Before reading this article in the St. Paul Pioneer Press, I would have thought that plaintiffs against GEICO would use a disparate impact theory. That is, the facially neutral underwriting criteria has a disparate impact on African-Americans. With the disparate impact theory (under the Civil Rights Act) which does not apply to insurance contracts, the business need only show business necessity for a successful defense. Risk classification, arguably, is a good business necessity reason. However, the plaintiffs seem to be asserting a disparate treatment approach which for racial discrimination is likely illegal under every state’s insurance law. The plaintiffs claim, GEICO
“"knowingly and purposefully used occupation and level of education as proxies for the race of its insured," leading to higher premiums for African-American customers.”
This requires a level of proof that seems to be high.
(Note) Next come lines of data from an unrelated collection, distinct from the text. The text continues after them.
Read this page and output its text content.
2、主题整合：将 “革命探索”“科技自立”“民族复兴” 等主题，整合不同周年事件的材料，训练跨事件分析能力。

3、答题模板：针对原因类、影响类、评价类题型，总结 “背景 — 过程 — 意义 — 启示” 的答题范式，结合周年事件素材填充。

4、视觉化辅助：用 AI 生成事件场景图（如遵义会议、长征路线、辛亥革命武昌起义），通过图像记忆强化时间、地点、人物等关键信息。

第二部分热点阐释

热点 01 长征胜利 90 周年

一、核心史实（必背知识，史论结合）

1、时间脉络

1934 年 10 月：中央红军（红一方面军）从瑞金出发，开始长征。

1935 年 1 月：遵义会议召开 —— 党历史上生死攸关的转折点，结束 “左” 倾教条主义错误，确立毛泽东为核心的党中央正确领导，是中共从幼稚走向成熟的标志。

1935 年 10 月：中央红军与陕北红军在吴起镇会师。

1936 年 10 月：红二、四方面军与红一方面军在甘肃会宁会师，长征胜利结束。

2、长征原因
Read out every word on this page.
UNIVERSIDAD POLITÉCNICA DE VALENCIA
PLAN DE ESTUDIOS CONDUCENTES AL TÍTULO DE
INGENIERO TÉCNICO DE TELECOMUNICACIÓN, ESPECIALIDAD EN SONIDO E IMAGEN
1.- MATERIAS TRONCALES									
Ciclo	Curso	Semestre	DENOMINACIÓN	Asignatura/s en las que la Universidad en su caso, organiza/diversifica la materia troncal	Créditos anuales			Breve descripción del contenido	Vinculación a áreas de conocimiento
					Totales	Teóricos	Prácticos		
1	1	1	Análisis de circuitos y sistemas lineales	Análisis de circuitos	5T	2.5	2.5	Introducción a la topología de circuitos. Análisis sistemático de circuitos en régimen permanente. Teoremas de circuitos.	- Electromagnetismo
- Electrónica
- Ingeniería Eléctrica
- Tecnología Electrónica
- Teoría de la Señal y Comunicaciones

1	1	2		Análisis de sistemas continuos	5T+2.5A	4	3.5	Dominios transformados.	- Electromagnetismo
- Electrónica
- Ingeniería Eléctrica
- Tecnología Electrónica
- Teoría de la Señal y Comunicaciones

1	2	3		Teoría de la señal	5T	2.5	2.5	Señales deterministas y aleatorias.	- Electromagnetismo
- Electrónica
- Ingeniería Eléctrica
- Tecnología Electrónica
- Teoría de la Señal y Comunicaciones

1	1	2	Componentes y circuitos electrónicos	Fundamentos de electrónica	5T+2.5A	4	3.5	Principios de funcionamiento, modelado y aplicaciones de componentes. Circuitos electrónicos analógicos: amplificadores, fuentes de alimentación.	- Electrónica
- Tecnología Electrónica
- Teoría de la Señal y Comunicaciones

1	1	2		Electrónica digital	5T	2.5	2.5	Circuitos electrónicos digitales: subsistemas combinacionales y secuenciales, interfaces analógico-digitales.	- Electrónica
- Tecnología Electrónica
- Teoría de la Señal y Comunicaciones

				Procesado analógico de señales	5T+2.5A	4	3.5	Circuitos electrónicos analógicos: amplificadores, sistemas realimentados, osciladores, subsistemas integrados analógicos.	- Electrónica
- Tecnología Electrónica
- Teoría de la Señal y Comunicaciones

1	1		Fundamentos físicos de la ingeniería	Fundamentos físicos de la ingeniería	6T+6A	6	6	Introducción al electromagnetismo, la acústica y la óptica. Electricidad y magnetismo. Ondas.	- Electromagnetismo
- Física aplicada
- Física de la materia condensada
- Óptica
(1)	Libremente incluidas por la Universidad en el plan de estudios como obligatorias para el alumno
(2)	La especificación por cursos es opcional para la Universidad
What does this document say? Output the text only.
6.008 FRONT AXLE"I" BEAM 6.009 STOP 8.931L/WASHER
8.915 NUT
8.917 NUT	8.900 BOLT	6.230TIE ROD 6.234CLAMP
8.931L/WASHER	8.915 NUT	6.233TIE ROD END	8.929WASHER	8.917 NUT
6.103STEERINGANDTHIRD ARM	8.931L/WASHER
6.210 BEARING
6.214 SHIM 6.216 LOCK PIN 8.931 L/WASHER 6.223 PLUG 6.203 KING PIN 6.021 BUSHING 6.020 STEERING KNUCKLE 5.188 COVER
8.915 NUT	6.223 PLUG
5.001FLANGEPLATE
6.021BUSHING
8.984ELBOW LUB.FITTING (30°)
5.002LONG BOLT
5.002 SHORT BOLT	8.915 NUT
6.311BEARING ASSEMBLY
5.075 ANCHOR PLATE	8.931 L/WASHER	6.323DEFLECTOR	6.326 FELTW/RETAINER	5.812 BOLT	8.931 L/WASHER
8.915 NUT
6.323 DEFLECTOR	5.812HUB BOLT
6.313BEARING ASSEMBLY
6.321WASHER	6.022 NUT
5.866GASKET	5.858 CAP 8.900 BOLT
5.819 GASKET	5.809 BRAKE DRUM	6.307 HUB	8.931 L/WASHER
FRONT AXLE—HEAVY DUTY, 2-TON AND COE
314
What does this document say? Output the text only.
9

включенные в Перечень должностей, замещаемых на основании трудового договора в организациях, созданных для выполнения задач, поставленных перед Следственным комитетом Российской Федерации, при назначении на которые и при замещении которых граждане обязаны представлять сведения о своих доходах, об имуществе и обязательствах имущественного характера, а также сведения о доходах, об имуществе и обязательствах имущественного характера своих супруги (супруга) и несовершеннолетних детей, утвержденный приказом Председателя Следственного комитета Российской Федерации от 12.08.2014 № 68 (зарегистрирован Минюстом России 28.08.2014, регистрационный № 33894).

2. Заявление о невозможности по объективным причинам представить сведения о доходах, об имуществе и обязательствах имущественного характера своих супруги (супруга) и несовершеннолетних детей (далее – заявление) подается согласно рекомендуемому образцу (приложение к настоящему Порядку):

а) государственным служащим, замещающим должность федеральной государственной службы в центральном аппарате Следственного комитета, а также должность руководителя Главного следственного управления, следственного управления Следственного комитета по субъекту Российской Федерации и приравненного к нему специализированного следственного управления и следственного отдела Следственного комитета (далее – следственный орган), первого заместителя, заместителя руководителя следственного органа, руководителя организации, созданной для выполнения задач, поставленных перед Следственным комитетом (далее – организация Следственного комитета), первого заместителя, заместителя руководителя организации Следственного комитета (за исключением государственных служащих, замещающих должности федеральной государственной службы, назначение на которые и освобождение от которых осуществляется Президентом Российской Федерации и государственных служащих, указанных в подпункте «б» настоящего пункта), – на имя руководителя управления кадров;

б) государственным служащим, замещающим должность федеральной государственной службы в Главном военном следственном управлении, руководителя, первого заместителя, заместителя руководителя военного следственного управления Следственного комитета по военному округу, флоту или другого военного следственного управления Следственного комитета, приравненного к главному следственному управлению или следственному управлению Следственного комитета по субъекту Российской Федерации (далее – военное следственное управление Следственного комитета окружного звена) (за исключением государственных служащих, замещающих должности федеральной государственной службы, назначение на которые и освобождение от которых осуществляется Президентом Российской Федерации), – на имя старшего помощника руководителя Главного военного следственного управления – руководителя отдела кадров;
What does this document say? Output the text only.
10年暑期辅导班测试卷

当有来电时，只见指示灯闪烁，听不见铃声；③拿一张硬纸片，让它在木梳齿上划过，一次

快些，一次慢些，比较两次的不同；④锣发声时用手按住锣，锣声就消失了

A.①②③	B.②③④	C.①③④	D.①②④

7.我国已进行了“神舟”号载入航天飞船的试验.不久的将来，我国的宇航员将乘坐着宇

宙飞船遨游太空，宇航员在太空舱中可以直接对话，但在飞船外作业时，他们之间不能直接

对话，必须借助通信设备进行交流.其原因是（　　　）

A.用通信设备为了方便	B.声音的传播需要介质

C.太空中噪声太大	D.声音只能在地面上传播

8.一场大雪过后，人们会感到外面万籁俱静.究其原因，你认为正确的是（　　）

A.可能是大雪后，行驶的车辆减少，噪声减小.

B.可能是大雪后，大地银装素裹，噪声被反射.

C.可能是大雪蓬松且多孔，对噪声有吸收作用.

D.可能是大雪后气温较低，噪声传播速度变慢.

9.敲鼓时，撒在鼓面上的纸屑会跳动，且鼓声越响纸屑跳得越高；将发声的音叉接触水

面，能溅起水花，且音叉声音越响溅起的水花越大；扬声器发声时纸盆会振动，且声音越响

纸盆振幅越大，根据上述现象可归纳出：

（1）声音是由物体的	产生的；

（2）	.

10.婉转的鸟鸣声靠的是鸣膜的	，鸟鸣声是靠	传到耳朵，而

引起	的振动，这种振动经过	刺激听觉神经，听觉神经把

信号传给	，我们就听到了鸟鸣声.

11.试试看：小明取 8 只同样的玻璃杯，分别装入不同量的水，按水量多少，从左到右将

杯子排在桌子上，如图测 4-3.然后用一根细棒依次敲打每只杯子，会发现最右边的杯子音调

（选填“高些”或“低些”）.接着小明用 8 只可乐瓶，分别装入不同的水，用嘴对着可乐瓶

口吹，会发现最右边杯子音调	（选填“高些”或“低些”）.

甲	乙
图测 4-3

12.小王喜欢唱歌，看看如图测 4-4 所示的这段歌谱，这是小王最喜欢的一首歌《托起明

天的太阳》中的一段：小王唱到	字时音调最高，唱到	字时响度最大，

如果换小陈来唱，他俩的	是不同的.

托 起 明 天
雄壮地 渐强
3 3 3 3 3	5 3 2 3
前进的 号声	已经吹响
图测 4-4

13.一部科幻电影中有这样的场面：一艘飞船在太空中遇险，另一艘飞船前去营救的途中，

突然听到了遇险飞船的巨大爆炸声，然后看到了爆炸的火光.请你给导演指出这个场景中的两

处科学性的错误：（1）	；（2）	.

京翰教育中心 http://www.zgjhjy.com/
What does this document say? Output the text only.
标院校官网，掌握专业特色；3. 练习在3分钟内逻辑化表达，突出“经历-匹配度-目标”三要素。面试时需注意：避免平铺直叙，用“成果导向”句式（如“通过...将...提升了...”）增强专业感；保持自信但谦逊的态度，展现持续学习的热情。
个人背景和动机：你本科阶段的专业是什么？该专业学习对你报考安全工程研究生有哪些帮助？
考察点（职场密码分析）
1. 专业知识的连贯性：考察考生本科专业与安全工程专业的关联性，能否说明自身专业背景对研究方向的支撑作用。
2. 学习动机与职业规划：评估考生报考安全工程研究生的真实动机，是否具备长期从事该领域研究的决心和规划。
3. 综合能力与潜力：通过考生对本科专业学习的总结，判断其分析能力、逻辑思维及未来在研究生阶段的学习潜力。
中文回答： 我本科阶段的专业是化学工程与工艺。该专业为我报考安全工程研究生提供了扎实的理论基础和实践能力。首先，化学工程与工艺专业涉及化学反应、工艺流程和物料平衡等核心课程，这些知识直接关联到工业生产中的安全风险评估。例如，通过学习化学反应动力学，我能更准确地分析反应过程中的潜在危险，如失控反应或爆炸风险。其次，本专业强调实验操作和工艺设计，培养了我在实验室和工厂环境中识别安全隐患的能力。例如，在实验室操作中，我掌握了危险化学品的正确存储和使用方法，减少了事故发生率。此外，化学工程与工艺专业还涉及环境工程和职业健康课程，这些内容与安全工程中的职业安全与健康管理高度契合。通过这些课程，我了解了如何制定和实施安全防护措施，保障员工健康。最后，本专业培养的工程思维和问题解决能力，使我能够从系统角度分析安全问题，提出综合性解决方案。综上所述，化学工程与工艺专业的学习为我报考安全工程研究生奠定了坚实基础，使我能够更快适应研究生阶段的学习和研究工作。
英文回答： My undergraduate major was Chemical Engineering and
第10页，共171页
The plaintiffs will need to find a smoking gun where GEICO employees talk about this openly in memos and the like. What seems to be missing is that if an African American had high income and a high status job, he or she would be eligible for GEICO’s lower rates too. Similarly if a white person had low education and low income, that person would get the higher rates, all other things held constant.
One would have to prove that GEICO knew that it was going to “punish “ some majority racial customers just to discriminate against some minorities and that they would set up an underwriting system which benefit some minorities just so that they could discriminate against other minorities. I may be simple, but I think that if GEICO was really trying to discriminate against minorities it wouldn’t set an underwriting rule that allows high income/high education minorities to benefit form the underwriting rule.